Caribbean Tourism Organization Launches Landmark Tourism Supply Side Committee

Image: Caribbean Inlet to Ocho Rios, Jamaica (Photo Credit: Adobe Stock)
Image: Caribbean Inlet to Ocho Rios, Jamaica (Photo Credit: Adobe Stock)
Brian Major
by Brian Major
Last updated: 11:45 AM ET, Mon June 8, 2026

Endorsing a new model of tourism that creates and retains greater value within the Caribbean, Dr. Terrance Drew, prime minister of St. Kitts and Nevis and chairman of CARICOM, is supporting the Caribbean Tourism Organization’s (CTO) Tourism Supply Side Initiative, describing it as a critical step toward ensuring that tourism benefits the region’s people and economies.

Drew delivered the remarks during the launch of the new committee last week at Caribbean Week in New York. Speaking in his capacity as CARICOM chairman, Dr. Drew said the future of Caribbean tourism must be centered on creating greater value for the region by strengthening connections between tourism and the wider economy. He emphasized that the sector should support local entrepreneurs, rural communities, small businesses, women and youth while fostering innovation, regional integration and sustainable development.

“Tourism must not only create wealth in the Caribbean; it must help keep that wealth in the Caribbean,” he said.

The new committee represents a strategic shift from a traditional demand-driven focus on visitor arrivals to a comprehensive supply-side approach centered on workforce development, local supplier integration, logistics, infrastructure, digital transformation and public-private partnerships.

Joining Dr. Drew were Edmund Bartlett, Jamaica’s minister of tourism and chair of the new Tourism Supply Side Committee; Ian Gooding-Edghill, CTO chairman and Barbados’ minister of tourism and international transport for Barbados; Dona Regis-Prosper, CTO secretary-general and CEO; and Sanovnik Destang, president of the Caribbean Hotel and Tourism Association (CHTA).

Minister Bartlett described the initiative as a move toward building a more integrated tourism economy by strengthening linkages between tourism and agriculture, manufacturing, logistics, transportation, technology and the creative industries.

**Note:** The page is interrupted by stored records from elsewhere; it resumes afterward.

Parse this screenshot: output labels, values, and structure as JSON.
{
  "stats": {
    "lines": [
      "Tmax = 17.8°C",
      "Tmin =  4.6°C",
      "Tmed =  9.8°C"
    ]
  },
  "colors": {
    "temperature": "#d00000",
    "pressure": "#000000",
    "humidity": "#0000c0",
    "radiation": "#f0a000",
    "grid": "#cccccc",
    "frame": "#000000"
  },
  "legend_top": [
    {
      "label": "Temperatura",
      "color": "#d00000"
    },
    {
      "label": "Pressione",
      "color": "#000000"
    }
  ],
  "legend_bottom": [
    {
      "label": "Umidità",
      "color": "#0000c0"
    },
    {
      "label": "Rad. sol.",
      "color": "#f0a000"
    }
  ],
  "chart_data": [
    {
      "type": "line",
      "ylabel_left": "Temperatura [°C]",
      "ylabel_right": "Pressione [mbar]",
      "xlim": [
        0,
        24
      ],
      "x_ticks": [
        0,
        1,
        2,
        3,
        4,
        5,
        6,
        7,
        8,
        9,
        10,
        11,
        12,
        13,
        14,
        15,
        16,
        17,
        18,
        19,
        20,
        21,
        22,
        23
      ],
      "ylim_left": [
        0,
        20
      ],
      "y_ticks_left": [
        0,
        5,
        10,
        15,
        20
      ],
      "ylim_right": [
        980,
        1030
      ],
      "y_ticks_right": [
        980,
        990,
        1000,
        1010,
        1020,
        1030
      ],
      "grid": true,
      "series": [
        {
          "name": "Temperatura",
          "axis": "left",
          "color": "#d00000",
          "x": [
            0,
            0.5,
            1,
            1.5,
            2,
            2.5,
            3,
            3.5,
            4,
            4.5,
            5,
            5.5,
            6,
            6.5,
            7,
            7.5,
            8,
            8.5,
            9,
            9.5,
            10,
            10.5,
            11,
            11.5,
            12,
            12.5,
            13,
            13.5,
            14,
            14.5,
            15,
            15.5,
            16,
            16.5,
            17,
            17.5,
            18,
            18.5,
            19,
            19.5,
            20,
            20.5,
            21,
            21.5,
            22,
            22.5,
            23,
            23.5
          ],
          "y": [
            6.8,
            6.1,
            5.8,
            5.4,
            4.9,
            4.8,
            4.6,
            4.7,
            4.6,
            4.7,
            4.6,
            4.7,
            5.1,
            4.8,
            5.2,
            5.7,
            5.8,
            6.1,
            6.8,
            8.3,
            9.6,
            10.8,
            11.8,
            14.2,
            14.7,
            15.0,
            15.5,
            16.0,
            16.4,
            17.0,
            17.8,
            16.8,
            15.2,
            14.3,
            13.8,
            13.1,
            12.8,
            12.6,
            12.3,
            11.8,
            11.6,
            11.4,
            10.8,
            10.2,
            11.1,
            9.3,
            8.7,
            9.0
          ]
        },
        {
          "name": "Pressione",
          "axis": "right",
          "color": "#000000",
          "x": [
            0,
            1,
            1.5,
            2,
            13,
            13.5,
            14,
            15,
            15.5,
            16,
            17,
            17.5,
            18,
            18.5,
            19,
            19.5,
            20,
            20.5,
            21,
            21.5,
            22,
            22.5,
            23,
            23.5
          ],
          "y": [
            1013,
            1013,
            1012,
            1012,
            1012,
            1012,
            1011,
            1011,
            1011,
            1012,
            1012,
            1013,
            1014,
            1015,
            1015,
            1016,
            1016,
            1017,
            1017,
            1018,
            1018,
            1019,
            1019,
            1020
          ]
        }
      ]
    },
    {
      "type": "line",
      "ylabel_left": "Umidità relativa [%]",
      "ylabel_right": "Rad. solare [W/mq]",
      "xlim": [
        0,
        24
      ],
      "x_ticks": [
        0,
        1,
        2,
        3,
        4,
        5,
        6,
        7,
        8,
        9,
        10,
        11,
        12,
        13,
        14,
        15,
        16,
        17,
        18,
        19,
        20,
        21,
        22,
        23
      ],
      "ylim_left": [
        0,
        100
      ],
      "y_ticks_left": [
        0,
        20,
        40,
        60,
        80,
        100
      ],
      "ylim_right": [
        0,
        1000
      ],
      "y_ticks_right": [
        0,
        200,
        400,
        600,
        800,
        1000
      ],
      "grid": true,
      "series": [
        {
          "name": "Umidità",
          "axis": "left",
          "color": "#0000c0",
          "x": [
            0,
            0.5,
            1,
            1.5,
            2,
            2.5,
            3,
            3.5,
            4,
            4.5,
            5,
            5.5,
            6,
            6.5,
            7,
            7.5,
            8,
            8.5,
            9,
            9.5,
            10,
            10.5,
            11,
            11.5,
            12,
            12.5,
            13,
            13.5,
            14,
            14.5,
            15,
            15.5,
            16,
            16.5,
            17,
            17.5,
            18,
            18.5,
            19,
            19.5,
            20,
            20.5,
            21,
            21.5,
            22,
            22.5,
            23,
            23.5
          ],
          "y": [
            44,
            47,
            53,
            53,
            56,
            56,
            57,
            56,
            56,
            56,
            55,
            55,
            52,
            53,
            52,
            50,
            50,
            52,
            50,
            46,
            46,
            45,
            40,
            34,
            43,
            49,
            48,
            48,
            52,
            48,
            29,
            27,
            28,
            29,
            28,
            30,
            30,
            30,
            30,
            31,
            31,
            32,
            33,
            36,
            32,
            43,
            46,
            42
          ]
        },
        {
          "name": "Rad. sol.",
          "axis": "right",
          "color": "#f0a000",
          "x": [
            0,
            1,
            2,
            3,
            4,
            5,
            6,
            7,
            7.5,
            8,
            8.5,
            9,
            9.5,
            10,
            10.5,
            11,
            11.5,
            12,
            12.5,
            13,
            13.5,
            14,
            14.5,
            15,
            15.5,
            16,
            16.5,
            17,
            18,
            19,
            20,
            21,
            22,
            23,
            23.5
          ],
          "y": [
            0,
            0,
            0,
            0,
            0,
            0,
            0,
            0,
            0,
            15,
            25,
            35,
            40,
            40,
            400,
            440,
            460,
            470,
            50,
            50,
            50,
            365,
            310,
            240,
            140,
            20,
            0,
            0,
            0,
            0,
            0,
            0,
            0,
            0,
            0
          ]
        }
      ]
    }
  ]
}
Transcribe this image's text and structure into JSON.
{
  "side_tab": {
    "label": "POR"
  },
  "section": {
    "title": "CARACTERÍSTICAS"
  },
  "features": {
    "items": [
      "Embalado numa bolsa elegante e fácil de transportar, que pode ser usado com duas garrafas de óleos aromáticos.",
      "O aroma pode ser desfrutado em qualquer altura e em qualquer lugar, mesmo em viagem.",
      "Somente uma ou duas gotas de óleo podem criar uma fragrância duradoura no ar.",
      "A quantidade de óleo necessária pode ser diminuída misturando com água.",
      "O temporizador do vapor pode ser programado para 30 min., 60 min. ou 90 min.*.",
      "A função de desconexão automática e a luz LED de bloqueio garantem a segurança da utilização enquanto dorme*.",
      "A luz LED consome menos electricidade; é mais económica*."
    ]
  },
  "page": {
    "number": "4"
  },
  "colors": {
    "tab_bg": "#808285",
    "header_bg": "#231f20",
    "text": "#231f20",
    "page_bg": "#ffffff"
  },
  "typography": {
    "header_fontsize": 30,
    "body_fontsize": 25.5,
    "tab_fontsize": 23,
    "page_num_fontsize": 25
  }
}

Bartlett emphasized that the committee will be driven by measurable targets and practical implementation with the goal of creating a more resilient, inclusive and competitive tourism economy. “The future of Caribbean tourism must be defined not only by resilience but by transformation,” he said.

Minister Gooding-Edghill described the tourism supply side initiative as a practical, action-oriented effort to strengthen the Caribbean’s economic competitiveness by increasing the region’s capacity to supply its own tourism industry. He said the initiative will help reduce import dependence, retain more foreign exchange, contain inflationary pressures, stimulate entrepreneurship and job creation, and build stronger regional supply chains.

Stressing the importance of implementation, Gooding-Edghill noted that the committee’s success will depend on data-driven decision-making and collaboration among governments, the private sector and development partners. “This program is about us within the Caribbean region understanding how best we can retain more of the foreign exchange that we earn within this region,” he said.

Regis-Prosper said the new development marks the realization of a long-envisioned strategy to strengthen the region’s tourism ecosystem. “Tourism cannot work in the Caribbean if it’s an insular approach. It has to be a regional approach with the Caribbean brand leading first,” she said.

The strategy also envisions the development of critical elements including a regional logistics hub, a dedicated tourism bank, a regional pension plan for tourism workers and expanded capacity-building initiatives to create a more resilient and inclusive tourism economy that retains more value within the Caribbean.

Destang welcomed the committee as an accelerator of long-standing private-sector efforts: “The first chapter of Caribbean tourism was attracting visitors. The second chapter was growing arrivals. The next chapter is maximizing the value that tourism creates for our Caribbean people. That is why today’s launch matters,” he said. “Not because we’re just creating another committee but because it creates another opportunity for government and the private sector to work together toward a shared objective: a more resilient and more inclusive Caribbean tourism economy.”

Chaired by Jamaica, the committee currently comprises 13 CTO member states: Anguilla, Antigua and Barbuda, The Bahamas, Barbados, Belize, the British Virgin Islands, Dominica, Grenada, St. Kitts and Nevis, Saint Lucia, St. Vincent and the Grenadines, and the Turks and Caicos Islands, and will work closely with the CHTA and CTO’s allied members.

Partnerships with the Inter-American Development Bank and other stakeholders will support demand-driven analysis and the development of a regional logistics hub framework with initial deliverables targeted for early 2027.